# Lecture 5: Convolutional Neural Networks

In this lecture, we will introduce Convolutional Neural Networks (CNN).

CNN architecture is widely used in image recognition tasks. However, it can also be used in other domains such as Natural Language Processing and speech recognition.

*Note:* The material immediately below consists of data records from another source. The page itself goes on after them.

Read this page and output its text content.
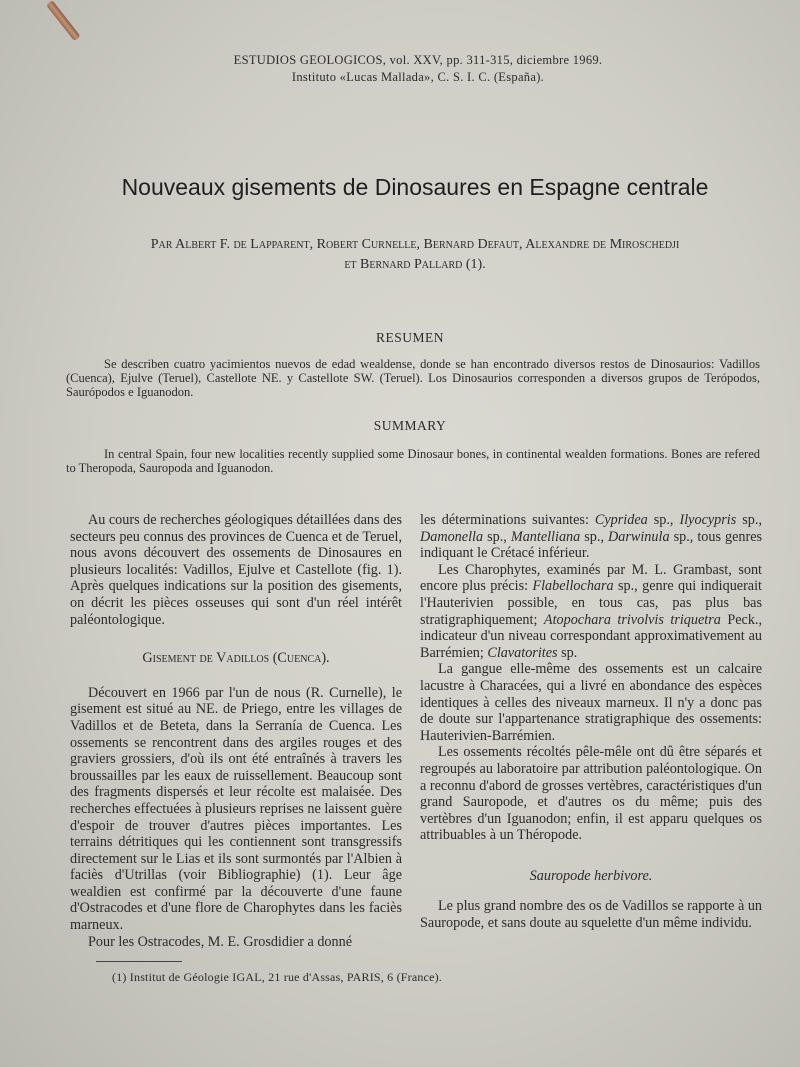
ESTUDIOS GEOLOGICOS, vol. XXV, pp. 311-315, diciembre 1969.
Instituto «Lucas Mallada», C. S. I. C. (España).
Nouveaux gisements de Dinosaures en Espagne centrale
Par Albert F. de Lapparent, Robert Curnelle, Bernard Defaut, Alexandre de Miroschedji
et Bernard Pallard (1).
RESUMEN
Se describen cuatro yacimientos nuevos de edad wealdense, donde se han encontrado diversos restos de Dinosaurios: Vadillos (Cuenca), Ejulve (Teruel), Castellote NE. y Castellote SW. (Teruel). Los Dinosaurios corresponden a diversos grupos de Terópodos, Saurópodos e Iguanodon.
SUMMARY
In central Spain, four new localities recently supplied some Dinosaur bones, in continental wealden formations. Bones are refered to Theropoda, Sauropoda and Iguanodon.

Au cours de recherches géologiques détaillées dans des secteurs peu connus des provinces de Cuenca et de Teruel, nous avons découvert des ossements de Dinosaures en plusieurs localités: Vadillos, Ejulve et Castellote (fig. 1). Après quelques indications sur la position des gisements, on décrit les pièces osseuses qui sont d'un réel intérêt paléontologique.

Gisement de Vadillos (Cuenca).

Découvert en 1966 par l'un de nous (R. Curnelle), le gisement est situé au NE. de Priego, entre les villages de Vadillos et de Beteta, dans la Serranía de Cuenca. Les ossements se rencontrent dans des argiles rouges et des graviers grossiers, d'où ils ont été entraînés à travers les broussailles par les eaux de ruissellement. Beaucoup sont des fragments dispersés et leur récolte est malaisée. Des recherches effectuées à plusieurs reprises ne laissent guère d'espoir de trouver d'autres pièces importantes. Les terrains détritiques qui les contiennent sont transgressifs directement sur le Lias et ils sont surmontés par l'Albien à faciès d'Utrillas (voir Bibliographie) (1). Leur âge wealdien est confirmé par la découverte d'une faune d'Ostracodes et d'une flore de Charophytes dans les faciès marneux.

Pour les Ostracodes, M. E. Grosdidier a donné

les déterminations suivantes: Cypridea sp., Ilyocypris sp., Damonella sp., Mantelliana sp., Darwinula sp., tous genres indiquant le Crétacé inférieur.

Les Charophytes, examinés par M. L. Grambast, sont encore plus précis: Flabellochara sp., genre qui indiquerait l'Hauterivien possible, en tous cas, pas plus bas stratigraphiquement; Atopochara trivolvis triquetra Peck., indicateur d'un niveau correspondant approximativement au Barrémien; Clavatorites sp.

La gangue elle-même des ossements est un calcaire lacustre à Characées, qui a livré en abondance des espèces identiques à celles des niveaux marneux. Il n'y a donc pas de doute sur l'appartenance stratigraphique des ossements: Hauterivien-Barrémien.

Les ossements récoltés pêle-mêle ont dû être séparés et regroupés au laboratoire par attribution paléontologique. On a reconnu d'abord de grosses vertèbres, caractéristiques d'un grand Sauropode, et d'autres os du même; puis des vertèbres d'un Iguanodon; enfin, il est apparu quelques os attribuables à un Théropode.

Sauropode herbivore.

Le plus grand nombre des os de Vadillos se rapporte à un Sauropode, et sans doute au squelette d'un même individu.

(1) Institut de Géologie IGAL, 21 rue d'Assas, PARIS, 6 (France).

Let's focus on the application in NLP and reproduce WaveNet.

CNN papers:
- LeNet: [LeCun et al. 1989](http://vision.stanford.edu/cs598_spring07/papers/Lecun98.pdf)
- AlexNet: [Krizhevsky et al. 2012](https://papers.nips.cc/paper/4824-imagenet-classification-with-deep-convolutional-neural-networks.pdf)
- WaveNet: [van den Oord et al. 2016](https://arxiv.org/pdf/1609.03499)

## Importing libraries

In [1]:
import os
import math
import itertools
from dataclasses import dataclass
from sklearn.model_selection import train_test_split
from tqdm import tqdm
import torch
import torch.nn as nn
from torch.utils.data import Dataset, DataLoader
from torch.nn import functional as F
import wandb
from src.utils import load_text, set_seed, configure_device

## Configuration

In [2]:
@dataclass
class CNNConfig:
    root_dir: str = os.getcwd() + "/../../"
    dataset_path: str = "data/names.txt"
    device: torch.device = torch.device('cpu')  # Automatic device configuration

    # Tokenizer
    vocab_size: int = 0  # Set later

    # Model
    context_size: int = 16  # Increase the context size to 16
    d_embed: int = 8
    d_hidden: int = 64

    # Training
    val_size: float = 0.1
    batch_size: int = 32
    max_steps: int = 10000
    lr: float = 0.01
    val_interval: int = 100
    log_interval: int = 100

    seed: int = 101

## Weights & Biases

In [3]:
wandb.login(key=os.environ.get("WANDB_API_KEY"))
wandb.init(
    project="lecture-05",
    dir=CNNConfig.root_dir
)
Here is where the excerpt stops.